Il essuie un refus catégorique. Rosenberg souhaite dorénavant que les négociations soient traitées par la voie officielle de gouvernement à gouvernement, et déclare vouloir “ne pas être mêlé à aucune combinaison qui ne soit pas légale ni en France ni en Suisse".

Il faut attendre 1948 pour que Bührle soit condamné par le Tribunal Fédéral suisse, ainsi que tout détenteur d’œuvres spoliées, à restituer les toiles. Il continue de jouer les innocents et va jusqu'à intenter un procès à la galerie Fischer, qu’il gagne en 1951, se faisant ainsi rembourser chacune des œuvres spoliées achetées par leur entremise.

Parmi les œuvres restituées par Bührle à Rosenberg, après la guerre, et présentées comme telles par le Musée Maillol, on trouve Deux nus, d’Edgar Degas, et Harmonie bleue, d’Henri Matisse. Le collectionneur a également dû rendre une oeuvre à Alexandrine Rothschild (La Maison avec tournesols, de Vincent Van Gogh), et une autre à Alfred Lindon (Les Courses d’Auteuil, de Pablo Picasso).

Mais Emil Bührle ne se résignait pas à se séparer de ces toiles spoliées. Grâce à sa colossale fortune de marchand d'armes, il rachètera à leurs propriétaires initiaux neuf de ces œuvres spoliées ; et notamment, à Paul Rosenberg, La Liseuse, de Camille Corot, Le Port de Rouen de Pissarro, Avant le départ, d’Edgar Degas, et Roses et tulipes dans un vase, d’Edouard Manet.
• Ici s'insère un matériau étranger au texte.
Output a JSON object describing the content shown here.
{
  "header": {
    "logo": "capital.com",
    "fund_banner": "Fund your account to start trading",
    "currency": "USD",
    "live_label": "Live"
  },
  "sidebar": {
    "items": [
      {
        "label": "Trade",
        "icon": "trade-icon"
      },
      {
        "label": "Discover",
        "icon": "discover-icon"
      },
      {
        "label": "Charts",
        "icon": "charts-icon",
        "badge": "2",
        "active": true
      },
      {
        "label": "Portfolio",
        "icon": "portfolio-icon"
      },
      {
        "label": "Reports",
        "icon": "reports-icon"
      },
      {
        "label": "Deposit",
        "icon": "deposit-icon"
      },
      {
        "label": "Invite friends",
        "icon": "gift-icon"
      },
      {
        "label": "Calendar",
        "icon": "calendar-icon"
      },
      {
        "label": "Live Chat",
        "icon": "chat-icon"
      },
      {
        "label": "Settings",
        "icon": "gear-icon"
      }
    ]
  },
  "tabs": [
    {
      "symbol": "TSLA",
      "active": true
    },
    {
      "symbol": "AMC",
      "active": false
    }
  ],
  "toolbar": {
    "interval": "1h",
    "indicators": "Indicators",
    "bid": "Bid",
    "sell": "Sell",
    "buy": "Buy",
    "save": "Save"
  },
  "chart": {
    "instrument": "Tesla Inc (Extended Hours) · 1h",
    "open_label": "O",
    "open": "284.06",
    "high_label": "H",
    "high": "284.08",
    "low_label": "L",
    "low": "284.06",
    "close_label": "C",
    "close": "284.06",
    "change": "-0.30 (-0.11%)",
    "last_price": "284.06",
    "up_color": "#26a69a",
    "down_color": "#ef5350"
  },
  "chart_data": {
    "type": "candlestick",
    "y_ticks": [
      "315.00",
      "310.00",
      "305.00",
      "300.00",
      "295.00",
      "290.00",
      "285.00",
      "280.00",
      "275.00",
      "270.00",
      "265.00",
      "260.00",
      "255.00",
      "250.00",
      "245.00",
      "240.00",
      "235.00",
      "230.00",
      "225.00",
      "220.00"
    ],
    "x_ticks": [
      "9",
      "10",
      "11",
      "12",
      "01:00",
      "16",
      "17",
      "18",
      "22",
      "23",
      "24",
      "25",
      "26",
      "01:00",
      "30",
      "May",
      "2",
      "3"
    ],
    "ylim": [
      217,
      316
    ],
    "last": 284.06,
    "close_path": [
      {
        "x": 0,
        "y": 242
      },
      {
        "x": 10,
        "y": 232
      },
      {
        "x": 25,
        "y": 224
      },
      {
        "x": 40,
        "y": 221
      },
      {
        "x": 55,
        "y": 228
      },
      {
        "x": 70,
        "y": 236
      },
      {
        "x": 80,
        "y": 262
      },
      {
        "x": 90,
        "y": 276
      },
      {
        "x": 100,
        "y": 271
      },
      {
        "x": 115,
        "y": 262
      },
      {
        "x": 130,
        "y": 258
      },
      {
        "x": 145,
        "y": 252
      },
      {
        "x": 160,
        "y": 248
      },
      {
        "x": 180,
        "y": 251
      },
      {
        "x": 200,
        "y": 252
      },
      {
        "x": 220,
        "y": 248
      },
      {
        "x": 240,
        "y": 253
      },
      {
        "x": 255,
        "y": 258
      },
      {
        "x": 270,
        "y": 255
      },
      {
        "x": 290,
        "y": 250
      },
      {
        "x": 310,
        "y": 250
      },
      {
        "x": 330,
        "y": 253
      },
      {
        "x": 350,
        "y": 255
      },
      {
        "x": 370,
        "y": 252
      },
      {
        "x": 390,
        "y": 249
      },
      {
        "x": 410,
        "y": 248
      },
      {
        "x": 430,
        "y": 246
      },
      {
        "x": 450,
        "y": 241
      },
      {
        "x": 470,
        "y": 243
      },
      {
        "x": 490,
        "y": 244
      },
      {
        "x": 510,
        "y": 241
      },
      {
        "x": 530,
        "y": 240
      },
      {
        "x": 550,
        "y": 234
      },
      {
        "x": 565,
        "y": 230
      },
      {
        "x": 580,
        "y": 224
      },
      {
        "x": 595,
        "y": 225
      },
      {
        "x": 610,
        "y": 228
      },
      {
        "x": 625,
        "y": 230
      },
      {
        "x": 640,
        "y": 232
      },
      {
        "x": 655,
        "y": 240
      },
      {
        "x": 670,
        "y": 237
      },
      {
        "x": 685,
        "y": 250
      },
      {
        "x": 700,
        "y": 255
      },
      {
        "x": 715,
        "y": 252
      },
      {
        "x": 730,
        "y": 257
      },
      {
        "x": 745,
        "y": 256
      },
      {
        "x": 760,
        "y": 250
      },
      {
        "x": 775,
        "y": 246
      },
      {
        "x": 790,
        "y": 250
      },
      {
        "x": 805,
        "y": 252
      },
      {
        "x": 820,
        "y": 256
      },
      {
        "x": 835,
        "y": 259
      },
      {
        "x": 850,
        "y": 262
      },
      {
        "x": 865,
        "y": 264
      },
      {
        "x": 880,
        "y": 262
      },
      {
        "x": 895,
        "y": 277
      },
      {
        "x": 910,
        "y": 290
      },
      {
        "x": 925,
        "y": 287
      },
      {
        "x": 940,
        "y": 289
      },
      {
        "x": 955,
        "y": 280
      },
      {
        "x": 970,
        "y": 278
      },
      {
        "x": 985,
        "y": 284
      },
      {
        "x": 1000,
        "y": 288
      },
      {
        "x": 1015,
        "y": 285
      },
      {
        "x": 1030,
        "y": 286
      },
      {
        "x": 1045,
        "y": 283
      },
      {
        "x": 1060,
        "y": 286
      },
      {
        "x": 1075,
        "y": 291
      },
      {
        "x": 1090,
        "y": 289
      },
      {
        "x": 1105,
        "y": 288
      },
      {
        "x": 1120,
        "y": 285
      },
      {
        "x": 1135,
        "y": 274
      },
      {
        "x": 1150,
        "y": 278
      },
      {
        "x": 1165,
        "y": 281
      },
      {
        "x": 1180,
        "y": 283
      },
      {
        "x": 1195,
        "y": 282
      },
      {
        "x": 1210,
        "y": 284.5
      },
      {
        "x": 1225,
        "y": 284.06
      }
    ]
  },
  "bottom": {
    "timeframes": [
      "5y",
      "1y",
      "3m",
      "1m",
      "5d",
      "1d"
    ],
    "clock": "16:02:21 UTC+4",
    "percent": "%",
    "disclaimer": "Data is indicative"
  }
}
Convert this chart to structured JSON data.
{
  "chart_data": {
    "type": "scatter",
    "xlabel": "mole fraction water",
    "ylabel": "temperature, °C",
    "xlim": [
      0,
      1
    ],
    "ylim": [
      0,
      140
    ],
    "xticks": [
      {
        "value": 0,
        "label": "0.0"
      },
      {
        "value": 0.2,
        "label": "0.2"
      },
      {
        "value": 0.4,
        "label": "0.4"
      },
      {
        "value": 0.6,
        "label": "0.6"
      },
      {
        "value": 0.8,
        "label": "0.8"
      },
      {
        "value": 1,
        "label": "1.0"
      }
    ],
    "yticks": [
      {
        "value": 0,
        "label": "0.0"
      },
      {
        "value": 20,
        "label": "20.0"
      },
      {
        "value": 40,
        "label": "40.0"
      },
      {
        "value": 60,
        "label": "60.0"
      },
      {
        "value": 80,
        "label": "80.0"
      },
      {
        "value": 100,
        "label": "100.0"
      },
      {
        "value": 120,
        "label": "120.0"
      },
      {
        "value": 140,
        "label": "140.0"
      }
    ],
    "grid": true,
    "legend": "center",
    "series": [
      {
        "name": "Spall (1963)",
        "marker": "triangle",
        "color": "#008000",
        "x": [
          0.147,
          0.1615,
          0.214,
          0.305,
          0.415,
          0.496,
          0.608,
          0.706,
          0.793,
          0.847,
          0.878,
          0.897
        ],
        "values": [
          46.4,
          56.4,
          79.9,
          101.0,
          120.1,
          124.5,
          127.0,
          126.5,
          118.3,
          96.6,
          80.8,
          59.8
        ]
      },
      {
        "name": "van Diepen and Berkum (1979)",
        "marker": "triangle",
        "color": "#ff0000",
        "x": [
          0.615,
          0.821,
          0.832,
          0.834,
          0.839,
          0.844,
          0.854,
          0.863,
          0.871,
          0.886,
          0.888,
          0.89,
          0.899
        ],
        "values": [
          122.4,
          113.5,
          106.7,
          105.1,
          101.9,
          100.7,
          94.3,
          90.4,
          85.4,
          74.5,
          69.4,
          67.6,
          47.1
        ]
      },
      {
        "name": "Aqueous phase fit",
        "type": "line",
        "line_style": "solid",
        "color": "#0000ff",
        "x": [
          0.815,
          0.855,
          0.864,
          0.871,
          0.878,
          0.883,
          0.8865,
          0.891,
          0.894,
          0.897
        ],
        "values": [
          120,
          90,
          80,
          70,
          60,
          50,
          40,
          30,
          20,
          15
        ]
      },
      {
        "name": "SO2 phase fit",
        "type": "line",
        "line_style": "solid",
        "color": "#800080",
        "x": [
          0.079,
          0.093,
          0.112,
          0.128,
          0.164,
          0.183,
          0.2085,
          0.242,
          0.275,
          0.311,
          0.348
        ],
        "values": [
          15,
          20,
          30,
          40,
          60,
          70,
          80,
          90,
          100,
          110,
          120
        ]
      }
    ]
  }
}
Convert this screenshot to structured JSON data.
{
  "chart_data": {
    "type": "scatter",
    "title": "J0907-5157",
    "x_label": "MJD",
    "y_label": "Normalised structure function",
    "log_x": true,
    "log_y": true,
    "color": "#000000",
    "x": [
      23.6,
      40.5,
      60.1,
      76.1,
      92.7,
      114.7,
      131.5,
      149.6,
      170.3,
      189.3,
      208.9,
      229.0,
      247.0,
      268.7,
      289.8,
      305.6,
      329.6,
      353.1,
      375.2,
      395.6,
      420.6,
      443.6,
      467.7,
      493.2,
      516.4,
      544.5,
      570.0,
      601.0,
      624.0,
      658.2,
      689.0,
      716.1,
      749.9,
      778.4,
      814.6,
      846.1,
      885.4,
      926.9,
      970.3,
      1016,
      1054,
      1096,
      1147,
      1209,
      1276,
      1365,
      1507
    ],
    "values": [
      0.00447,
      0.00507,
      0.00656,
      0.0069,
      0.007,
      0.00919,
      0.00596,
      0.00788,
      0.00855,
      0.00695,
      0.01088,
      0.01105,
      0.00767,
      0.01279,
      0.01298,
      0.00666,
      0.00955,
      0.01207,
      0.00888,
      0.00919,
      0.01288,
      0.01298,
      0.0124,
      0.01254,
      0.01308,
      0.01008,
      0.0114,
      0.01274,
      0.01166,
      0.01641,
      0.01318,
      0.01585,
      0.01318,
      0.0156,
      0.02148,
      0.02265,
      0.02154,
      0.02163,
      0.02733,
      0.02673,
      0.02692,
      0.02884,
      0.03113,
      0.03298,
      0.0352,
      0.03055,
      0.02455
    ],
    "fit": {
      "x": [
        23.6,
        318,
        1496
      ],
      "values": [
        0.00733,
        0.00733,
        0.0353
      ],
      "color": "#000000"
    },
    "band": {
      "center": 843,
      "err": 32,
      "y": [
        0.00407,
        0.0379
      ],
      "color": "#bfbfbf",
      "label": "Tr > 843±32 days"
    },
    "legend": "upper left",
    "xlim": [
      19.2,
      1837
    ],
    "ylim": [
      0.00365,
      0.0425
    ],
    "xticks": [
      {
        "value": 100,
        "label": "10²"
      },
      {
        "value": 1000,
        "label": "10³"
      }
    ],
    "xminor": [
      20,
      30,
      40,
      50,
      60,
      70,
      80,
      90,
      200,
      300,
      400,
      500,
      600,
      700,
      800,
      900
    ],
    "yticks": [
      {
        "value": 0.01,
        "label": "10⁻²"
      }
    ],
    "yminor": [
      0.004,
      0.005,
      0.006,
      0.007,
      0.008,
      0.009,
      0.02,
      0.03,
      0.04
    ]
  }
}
Lettre "par avion" d'Emil Bührle à Paul Rosenberg, datée du 6 juillet 1948
Lettre "par avion" d'Emil Bührle à Paul Rosenberg, datée du 6 juillet 1948

Aujourd'hui, ce somptueux patrimoine est géré par la fondation Bührle, créée à Zurich en 1960 par les deux enfants du collectionneur, Dietrich et Hortense, après la mort par crise cardiaque de celui-ci. En 2006, cette fondation s'est rapprochée du Kunsthaus (maison de l'art) de Zürich, qui abritera la collection dès 2020, après des travaux d'agrandissement. Le directeur de la fondation ? L'historien de l'art Lukas Gloor, un fervent défenseur de la "bonne foi" de Bührle.